One of my favorite things throughout the week was how the world seemed to get smaller with each passing conversation. Connections were made and commonalities found.
 
Missy, who is a hoot to say the least, spent a number of years in a bible study with Leanne, my boss, and knows many of the people I work and play with.
 
Abby went to UNC where she had a best friend who happened to be a girl I volunteered with and thought very highly of at church when I lived in Raleigh.
 
Jonathan and David went to a small Christian college in the same division as mine and were quite likely at some of the same tournaments over our crisscrossing years of school.
 
The Dosters worked with the YMCA of Greenville and I am certain our paths crossed at some Y guides weekends and training we did when I worked for Camp Greenville.
 
Since the trip it seems that people I meet and continue to get to know keep falling into this weird connections category. At times, like when standing on the cliff at the Glass Window Bridge, the world seems so big and I seem so small, but at times when I meet people who know people who I know from other seemingly distant areas of life it seems that we are all connected.
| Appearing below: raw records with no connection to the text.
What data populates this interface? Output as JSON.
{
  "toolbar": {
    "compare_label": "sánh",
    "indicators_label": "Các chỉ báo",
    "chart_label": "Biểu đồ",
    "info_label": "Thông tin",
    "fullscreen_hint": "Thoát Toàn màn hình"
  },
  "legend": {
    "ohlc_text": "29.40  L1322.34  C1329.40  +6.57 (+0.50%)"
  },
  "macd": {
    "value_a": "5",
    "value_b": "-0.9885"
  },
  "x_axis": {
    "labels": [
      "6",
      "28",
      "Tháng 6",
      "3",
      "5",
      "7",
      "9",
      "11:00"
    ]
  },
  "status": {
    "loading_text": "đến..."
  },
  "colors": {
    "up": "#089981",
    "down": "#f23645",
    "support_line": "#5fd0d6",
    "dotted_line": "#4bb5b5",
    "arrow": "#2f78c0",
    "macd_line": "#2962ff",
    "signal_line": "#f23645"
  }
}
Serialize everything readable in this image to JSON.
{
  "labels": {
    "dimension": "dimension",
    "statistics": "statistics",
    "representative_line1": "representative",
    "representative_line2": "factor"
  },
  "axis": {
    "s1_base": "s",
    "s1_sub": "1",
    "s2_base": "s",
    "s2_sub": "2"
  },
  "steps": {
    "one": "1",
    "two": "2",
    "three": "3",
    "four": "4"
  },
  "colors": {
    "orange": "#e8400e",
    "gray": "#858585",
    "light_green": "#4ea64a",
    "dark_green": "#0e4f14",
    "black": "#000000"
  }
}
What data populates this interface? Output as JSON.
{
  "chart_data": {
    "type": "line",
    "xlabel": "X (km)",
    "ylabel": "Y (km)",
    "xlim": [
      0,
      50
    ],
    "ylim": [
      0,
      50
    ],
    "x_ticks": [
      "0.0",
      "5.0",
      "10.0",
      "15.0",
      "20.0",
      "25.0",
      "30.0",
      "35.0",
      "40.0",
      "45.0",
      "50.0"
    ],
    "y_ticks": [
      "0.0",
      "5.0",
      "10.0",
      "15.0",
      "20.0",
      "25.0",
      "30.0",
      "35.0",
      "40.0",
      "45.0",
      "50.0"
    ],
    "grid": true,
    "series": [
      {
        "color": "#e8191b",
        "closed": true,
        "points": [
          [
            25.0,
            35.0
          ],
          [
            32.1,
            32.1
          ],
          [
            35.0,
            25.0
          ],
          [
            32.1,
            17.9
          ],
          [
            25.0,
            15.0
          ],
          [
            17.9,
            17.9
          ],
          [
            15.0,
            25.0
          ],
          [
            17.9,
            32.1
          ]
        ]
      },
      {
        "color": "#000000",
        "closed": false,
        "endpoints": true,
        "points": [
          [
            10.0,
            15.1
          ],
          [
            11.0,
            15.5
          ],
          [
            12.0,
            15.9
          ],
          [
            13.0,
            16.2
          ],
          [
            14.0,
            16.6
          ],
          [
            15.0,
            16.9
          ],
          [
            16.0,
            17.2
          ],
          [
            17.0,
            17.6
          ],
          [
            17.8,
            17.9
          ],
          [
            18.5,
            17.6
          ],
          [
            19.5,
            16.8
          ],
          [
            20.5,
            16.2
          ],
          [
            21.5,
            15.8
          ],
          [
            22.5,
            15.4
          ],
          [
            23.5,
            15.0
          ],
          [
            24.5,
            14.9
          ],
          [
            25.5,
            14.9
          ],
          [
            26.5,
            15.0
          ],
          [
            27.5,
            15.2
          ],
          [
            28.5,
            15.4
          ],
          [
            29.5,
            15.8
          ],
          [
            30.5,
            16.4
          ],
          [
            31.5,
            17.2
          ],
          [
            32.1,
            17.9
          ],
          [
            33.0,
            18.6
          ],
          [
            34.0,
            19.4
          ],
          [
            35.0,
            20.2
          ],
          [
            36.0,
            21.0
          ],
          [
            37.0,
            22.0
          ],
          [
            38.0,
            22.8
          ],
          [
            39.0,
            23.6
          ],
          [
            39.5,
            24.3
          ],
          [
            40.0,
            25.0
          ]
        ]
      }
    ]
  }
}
Much more connected that we can even realize.
 
 (just behind us is a very large cliff and drop off into the Atlantic)
 

In recounting the trip and the people I was with, I really do not think I could trade any of them out for a better fitting someone. Although that trip may be all I share with some of them, I am pleased to have had them pass through my small part of the world for just a brief moment.

Saturday, March 2, 2013

What Did You Do?

With this being a form of mission trip the question of what we did or accomplished has been asked frequently. So here are some of the more tangible things we did:

Thing 1:
Helped the Doster family prepare (and move into) their house on the island.

They had only arrived a few weeks before us and have been living temporarily in an apartment near the center in which we stayed. Their soon to be permanent residence had not been lived in for a few years and needed some TLC. We cleaned the rooms, mopped the mold off the ceilings, moved furniture, fixed fascia boards, hung bug screens, landscaped, painted, fixed some problematic roof spots, and a few other things I am sure to be forgetting.
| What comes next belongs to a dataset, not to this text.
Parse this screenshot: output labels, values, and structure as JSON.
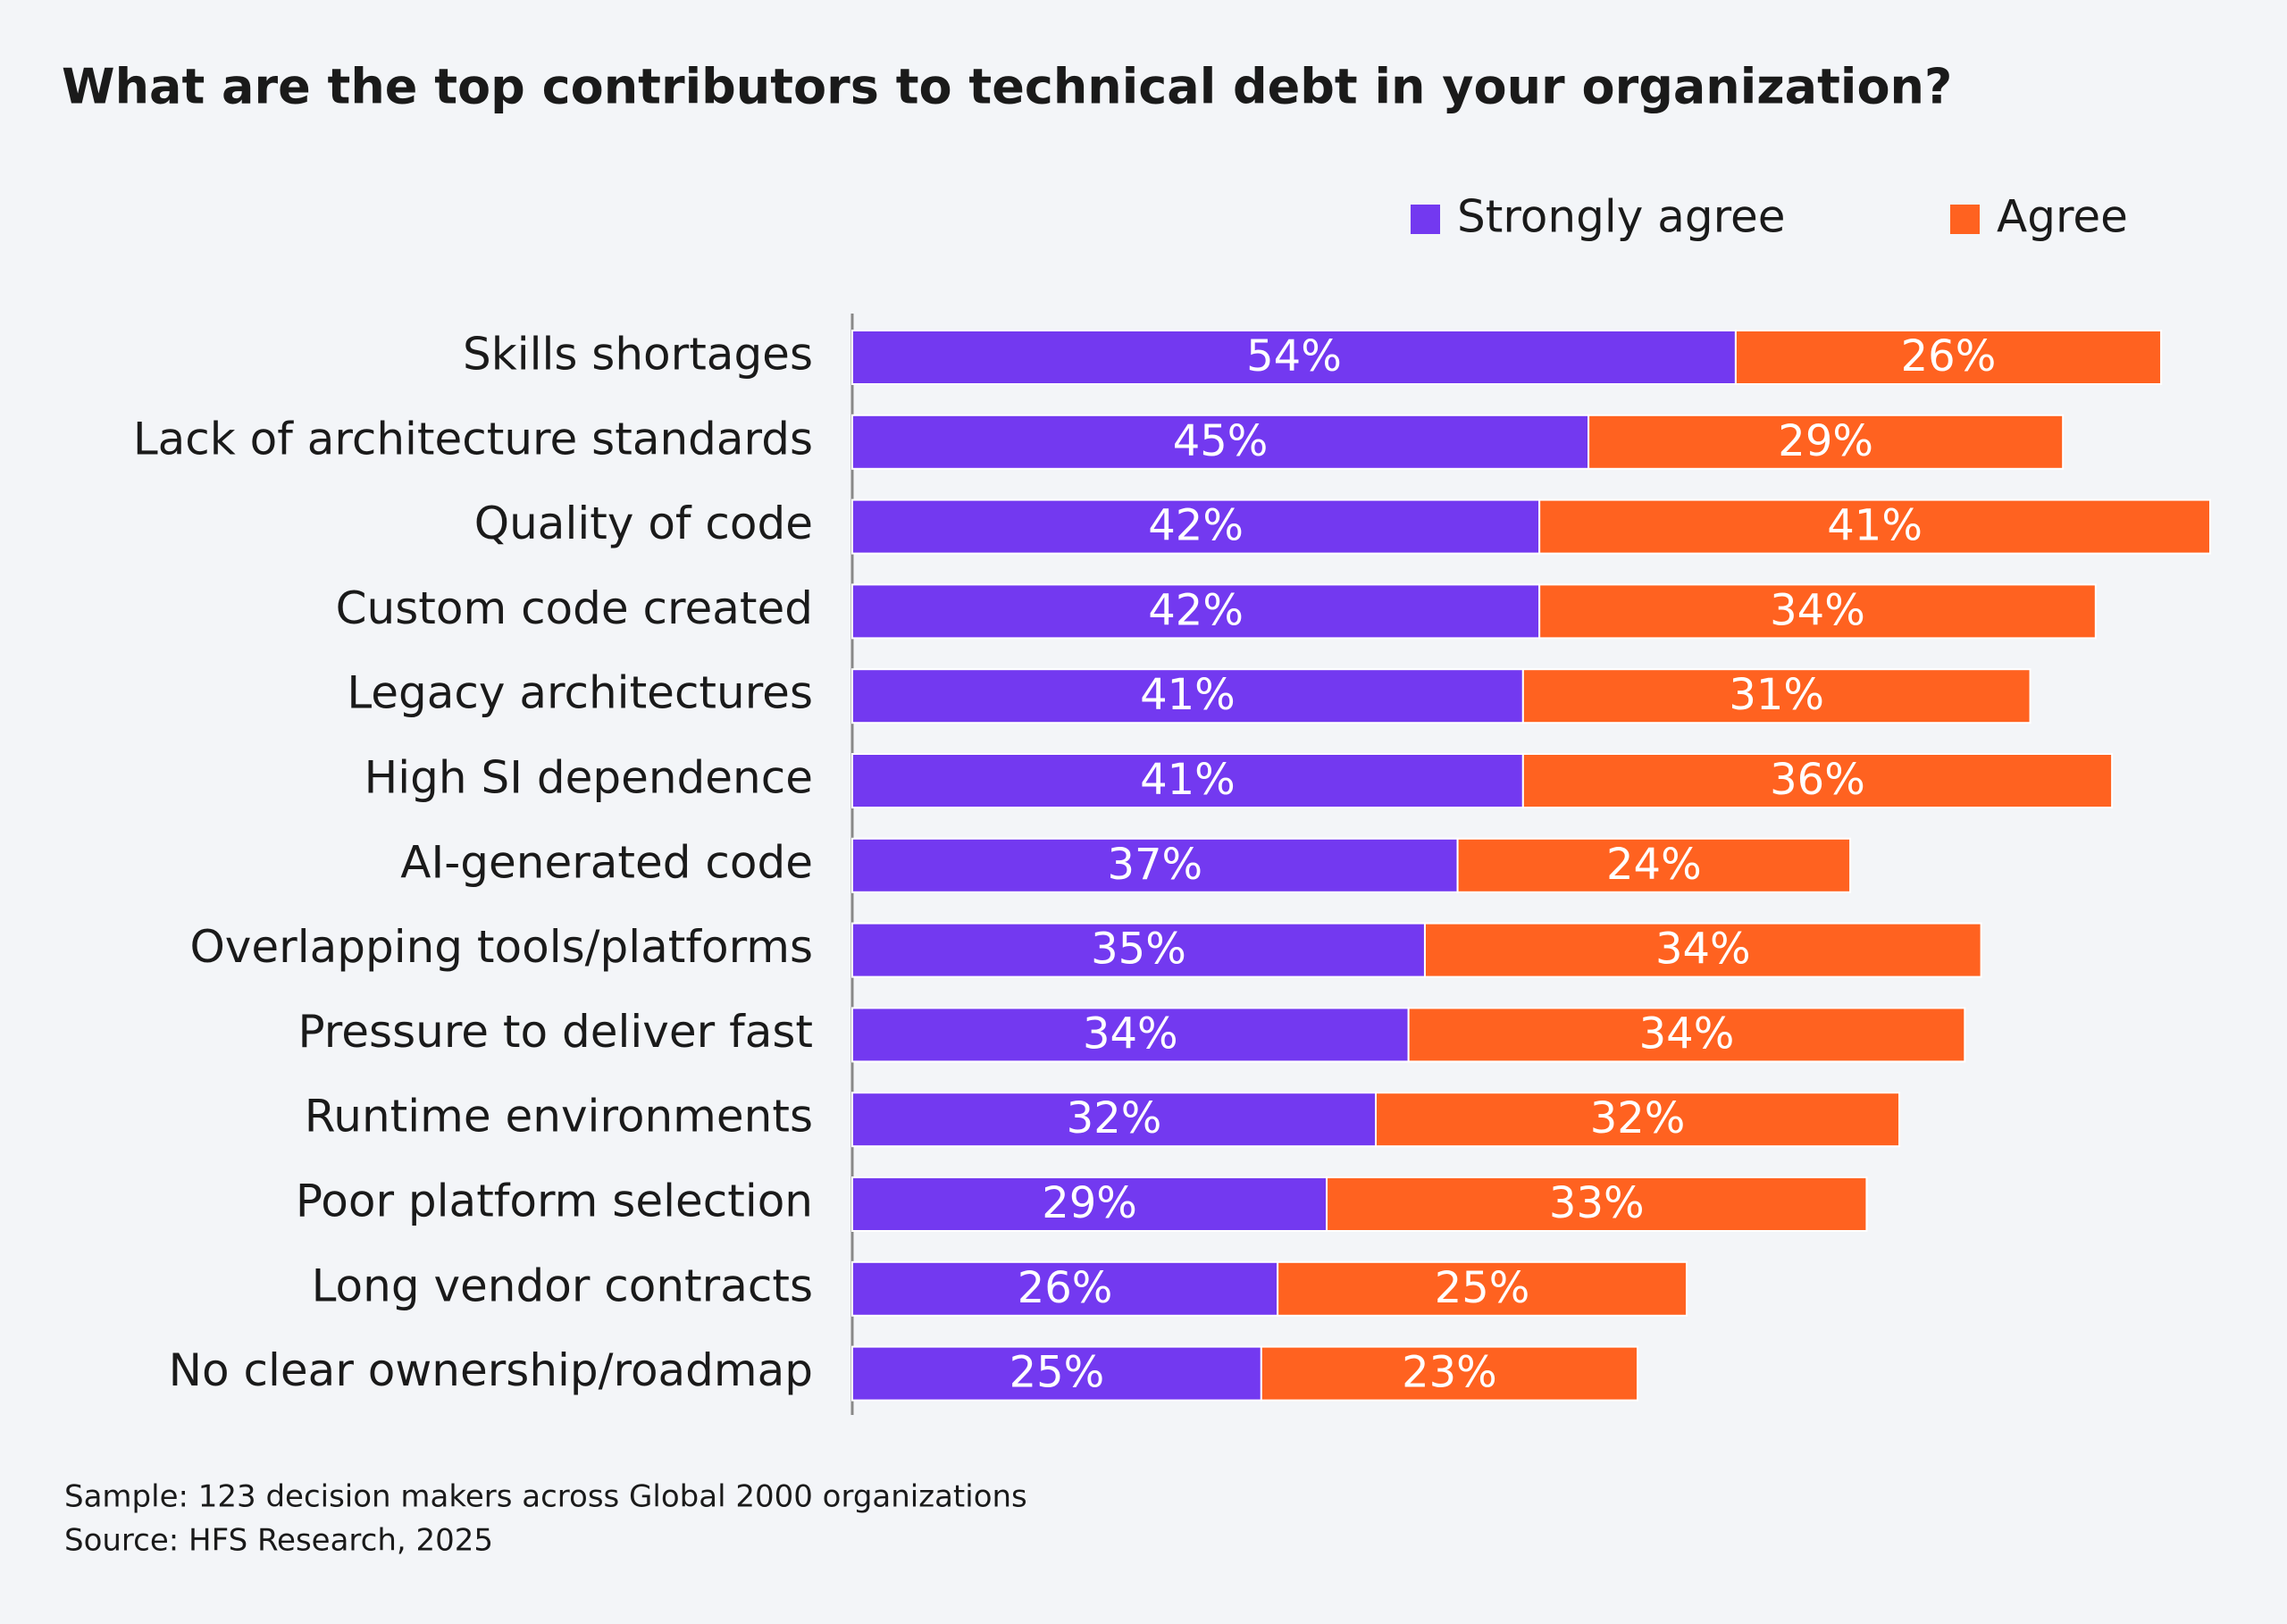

The Dosters' belongings that flew over with us.

The Dosters' home, Palm Cottage. 

Not a bad view to work with.

The girls room after we cleaned it and moved in their things.

Thing 2:
Worshipped with a local church and hung out with some beautiful children.

We had the opportunity to go to church in a Haitian settlement and hang out with the local children for an afternoon of fun at the beach. We took 40+ children to the beach and a place called Preacher's Cave. I made a few friends on the bus ride there and back. Two of which were sisters Ronisha and Ronika who at first were rather quiet and reserved, but then became bustling balls of energy after they got used to us. I could not have imagined a better way to spend a Sunday afternoon.

The beach.
 
Ronisha.
 
 Preacher's cave.
 
 The bus ride back after we dropped off half of the group.
I can't remember the name of the girl I was sitting with, but she was great.
 
The bus we hauled the kids in.
(and ourselves most of the week)

Thing 3:
Participated in a Young Life after school program.

On Monday afternoon we participated in a Young Life after school program led by a girl named Sarah who has also relocated to the island. This was a little more awkward and out of my realm of comfort than the beach day, but it was a blast none the less. We danced around and sang songs and tried to chat with students that didn't seem to want to talk to us. I took the opportunity to tag along while taking them back to their settlements. This was the best part of the experience to me. To see where they live and hear them interact with each other without any expectation was a great way to get into their culture a little deeper.

Hanging with the Bahamian Young Life kids.


As far as tangible things go, that is most of what we accomplished.

But if the trip opened my mind to new ideas and affirmed things I have been learning lately, one of those things that is becoming ever more clear would be: although seeing tangible physical evidence of work being done is gratifying, it might not be the most important thing after all.